Think you’ve seen everything movies have to offer? You haven’t seen Udo Kier gouging a man’s eyeballs out with a soup spoon to the sound of two cats loudly mating. Or a half-buried child having his skull pecked by ravens. Or Julian Sands as a character so monstrous, you’ll never look at A Room with a View the same way again. Czech filmmaker Václav Marhoul’s The Painted Bird is here to fill those gaps.
This 168-minute black-and-white epic is just about as astringent as arthouse cinema gets, a brutal monochromatic trudge through the horror of World War II that’s based on Jerzy Kosinski’s much-lauded but controversial 1965 novel (it turned out not to be quite as autobiographical as the writer claimed). And like the Nazi and Soviet soldiers who pop up at different points, it takes absolutely no prisoners. At its Venice Film Festival screening there were numerous walkouts, each coinciding with a shocking act of depravity. Some of them were even greeted by laughs of incredulity. (In the interests of balance, it also got a rousing ovation at the end.)
At its dark heart is an unnamed boy (Petr Kotlar, impressive) who has been sent by his Jewish parents to live with his aunt in a homestead deep in the Eastern European countryside. The idea is for him to escape the Nazis. But when the old lady dies, he accidentally sets the place alight and is forced on a weary trudge across a war-torn landscape where he bears mute witness to the brutality that The Painted Bird depicts in unblinking detail.

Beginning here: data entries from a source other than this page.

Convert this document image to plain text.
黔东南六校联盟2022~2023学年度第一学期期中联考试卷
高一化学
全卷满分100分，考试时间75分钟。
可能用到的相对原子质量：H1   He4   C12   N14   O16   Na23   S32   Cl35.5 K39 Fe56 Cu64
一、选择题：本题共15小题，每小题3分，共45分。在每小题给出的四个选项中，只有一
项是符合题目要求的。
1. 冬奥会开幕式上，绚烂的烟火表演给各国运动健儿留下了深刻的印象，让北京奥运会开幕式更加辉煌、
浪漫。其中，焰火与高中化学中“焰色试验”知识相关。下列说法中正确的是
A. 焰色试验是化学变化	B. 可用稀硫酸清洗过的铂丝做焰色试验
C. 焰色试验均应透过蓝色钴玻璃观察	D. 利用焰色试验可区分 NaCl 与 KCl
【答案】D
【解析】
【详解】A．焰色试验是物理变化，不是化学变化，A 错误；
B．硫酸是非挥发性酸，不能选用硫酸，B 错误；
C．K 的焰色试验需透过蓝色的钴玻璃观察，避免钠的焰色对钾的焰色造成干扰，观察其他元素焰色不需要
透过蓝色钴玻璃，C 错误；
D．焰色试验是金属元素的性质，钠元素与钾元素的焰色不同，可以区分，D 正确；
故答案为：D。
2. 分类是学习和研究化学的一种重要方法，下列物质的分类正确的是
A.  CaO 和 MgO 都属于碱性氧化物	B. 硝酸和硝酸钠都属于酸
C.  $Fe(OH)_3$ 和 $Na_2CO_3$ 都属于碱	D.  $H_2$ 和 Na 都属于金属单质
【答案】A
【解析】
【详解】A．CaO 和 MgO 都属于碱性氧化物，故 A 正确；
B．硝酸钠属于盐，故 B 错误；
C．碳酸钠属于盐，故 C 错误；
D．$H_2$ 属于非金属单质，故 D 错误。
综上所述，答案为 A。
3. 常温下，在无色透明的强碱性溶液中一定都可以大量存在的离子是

Marhoul and his cinematographer Vladimir Smutny find an eerie dissonance between these vicious acts of violence and the beauty of a landscape of corn fields, swamps, rivers and pine forests. But, painterly scenery aside, examples of humanity’s ugliness are all their film has to offer – there’s no sign of redemption or even glimpses of empathy in this Hieronymus Bosch-like hellscape. The craft is admirable but, unlike Come and See, a film whose treatment of similar material is bleak but meaningful, it ends up feeling like empty overkill.